ACT-R is constructed as a set of modules that run asynchronously and in parallel around a central rule-based procedural module that provides global control (figure 1). Processing is often highly parallel within modules, but each yields only a single result per operation, which is placed in a module-specific working memory buffer, where it can be tested as a condition by the procedural module and transferred to other buffers to trigger further activity in the corresponding modules.
Soar is also comprised of a set of asynchronous internally parallel modules, including a rule-based procedural memory. Soar is organized around a broader-based global working memory (figure 2). It includes separate episodic and semantic declarative memories, in addition to visuospatial modules and a motor module that controls robotic or virtual effectors.

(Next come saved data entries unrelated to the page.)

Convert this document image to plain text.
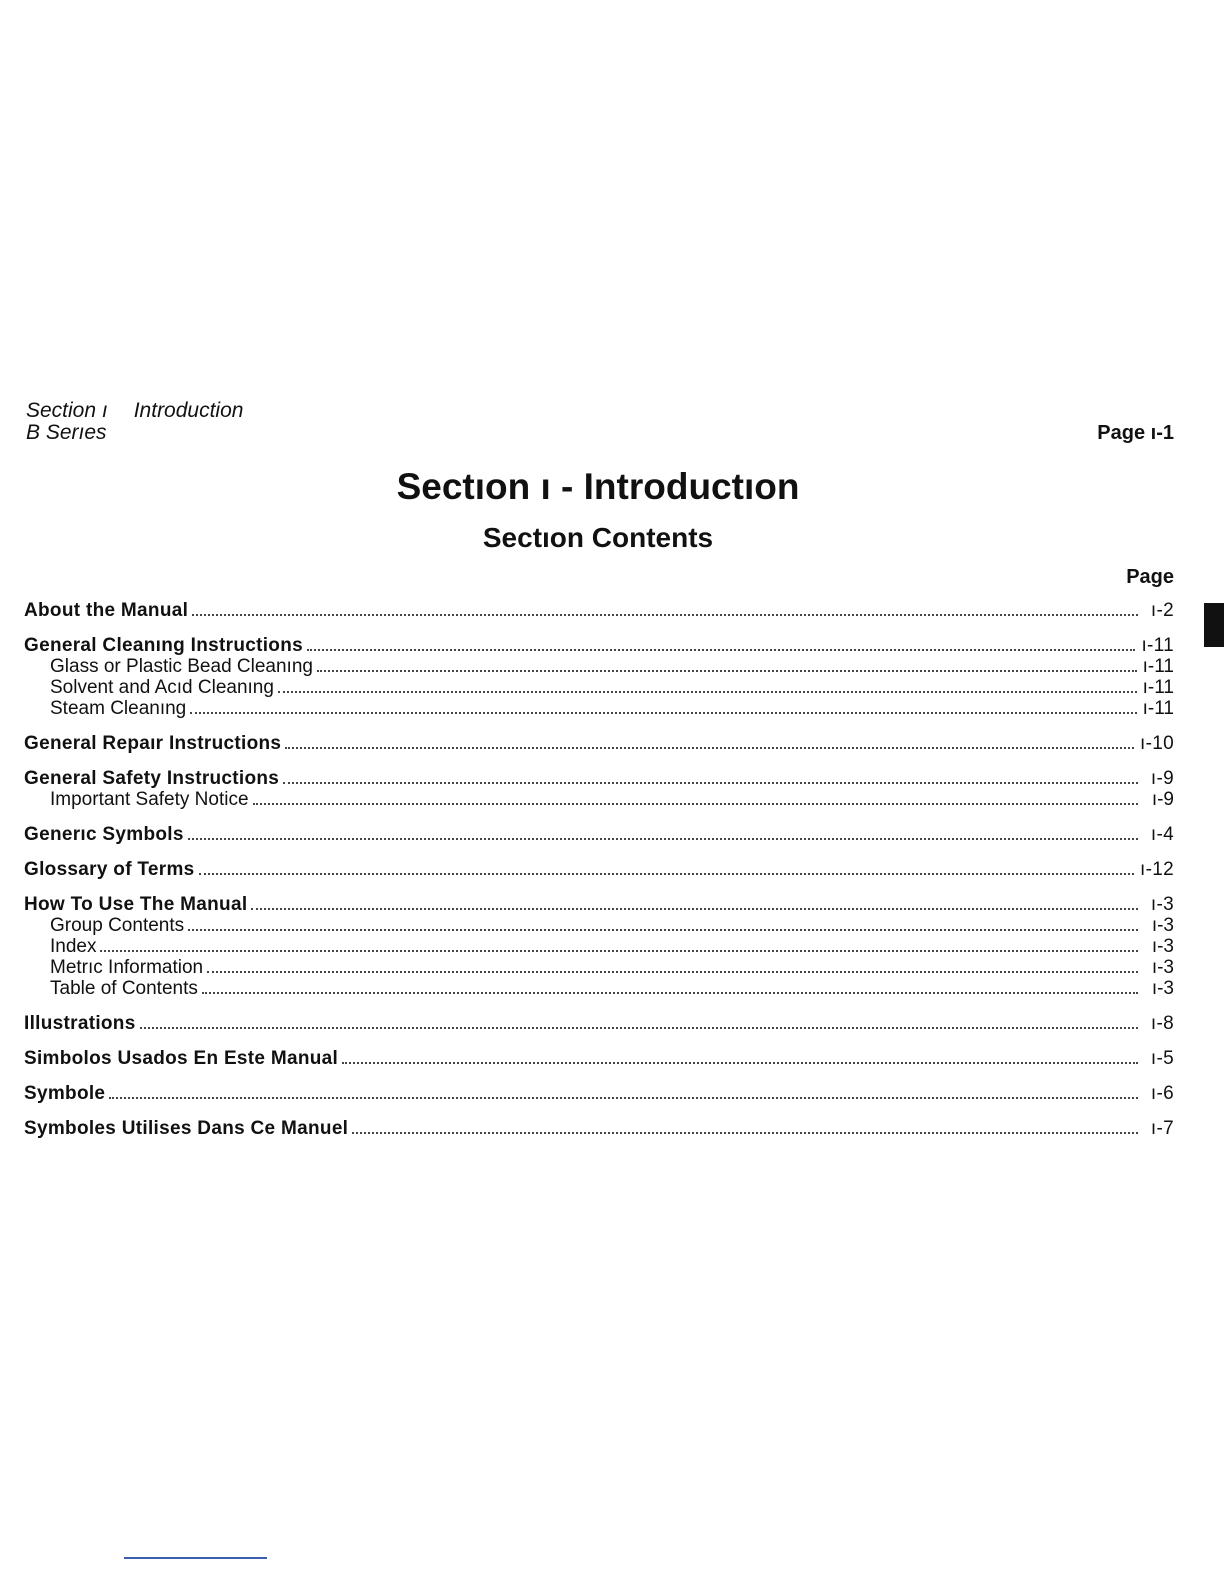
Section ı Introduction
B Serıes	Page ı-1
Sectıon ı - Introductıon
Sectıon Contents
Page
About the Manual	ı-2
General Cleanıng Instructions	ı-11
Glass or Plastic Bead Cleanıng	ı-11
Solvent and Acıd Cleanıng	ı-11
Steam Cleanıng	ı-11
General Repaır Instructions	ı-10
General Safety Instructions	ı-9
Important Safety Notice	ı-9
Generıc Symbols	ı-4
Glossary of Terms	ı-12
How To Use The Manual	ı-3
Group Contents	ı-3
Index	ı-3
Metrıc Information	ı-3
Table of Contents	ı-3
Illustrations	ı-8
Simbolos Usados En Este Manual	ı-5
Symbole	ı-6
Symboles Utilises Dans Ce Manuel	ı-7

Sigma is a newer architecture that blends lessons from existing architectures such as ACT-R and Soar with what has been learned separately about graphical models (Roller and Friedman 2009). It is less modular architecturally, providing just a single long-term memory, which along with the working memory and perceptual and motor components is grounded in graphical models. It instead seeks to yield the distinct functionalities provided by the other two's modules by specialization and aggregation above the architecture (figure 3). Sigma's long-term memory, for example, subsumes a variety of both procedural and declarative functionalities, while also extending to core perceptual aspects and visuospatial imagery.
All three architectures structure behavior around a cognitive cycle that is driven by procedural memory, with complex behavior arising as sequences of such cycles. In each cycle, procedural memory tests the contents of working memory and selects an action that modifies working memory. These modifications can lead to further actions retrieved from procedural memory, or they can initiate operations in other modules, such as motor action, memory retrieval, or perceptual acquisition, whose results will in turn be deposited back in working memory.
In this section, we present the standard model, decomposed into structure and processing; memory and content; learning; and perception and motor (or, to use a robotics term, action). This model represents our understanding of the consensus that was introduced skeletally at the AAAI symposium, as fleshed out based on our understanding of the three architectures of concern in this article. While individuals, including the three of us, might disagree with specific aspects of what is presented here--consensus after all does not require unanimity--it is our attempt at providing a coherent summary along with a broadly shared set of assumptions held in the field. Specific areas of disagreement plus open issues are discussed in the final section.
Structure and Processing
The structure of a cognitive architecture defines how information and processing are organized into components, and how information flows between components. The standard model posits that the mind is not an undifferentiated pool of information and processing, but is built of independent modules that have distinct functionalities. Figure 4 shows the core components of the standard model, which include perception and motor, working memory, declarative long-term memory, and procedural long-term memory. At this granularity, not a great deal of progress can be seen compared to what might have appeared in a Standard Model several decades ago, aside from the distinction here between procedural and declarative long-term memory. However, as will be seen in the rest of this section and summarized in table I, there is substantial further progress when one looks deeper.
Each of the modules in figure 4 can be seen as unitary or further decomposed into multiple modules or submodules, such as multiple perceptual and motor modalities, multiple working memory buffers, semantic versus episodic declarative memory, and various stages of procedural matching, selection and execution. Outside of direct connections between the perception and motor modules, working memory acts as the intercomponent communication buffer for components. It can be considered as unitary, or consist of separate modality-specific memories (for example, verbal, visual) that together constitute an aggregate working memory. Long-term declarative memory, perception, and motor modules are all restricted to accessing and modifying their associated working memory buffers, whereas procedural memory has access to all of working memory (but no direct access to the contents of long-term declarative memory or itself). All long-term memories have one or more associated learning mechanisms that automatically store, modify, or tune information based on the architecture's processing.
The heart of the standard model is the cognitive cycle. Procedural memory induces the processing required to select a single deliberate act per cycle. Each action can perform multiple modifications to working memory. Changes to working memory can correspond to a step in abstract reasoning or the internal simulation of an external action, but they can also initiate the retrieval of knowledge from long-term declarative memory, initiate motor actions in an external environment, or provide top-down influence to perception. Complex behavior, both external and internal, arises from sequences of such cycles. In mapping to human behavior, cognitive cycles operate at roughly 50 ms, corresponding to the deliberate-act level in Newell's hierarchy, although the activities that they trigger can take significantly longer to execute.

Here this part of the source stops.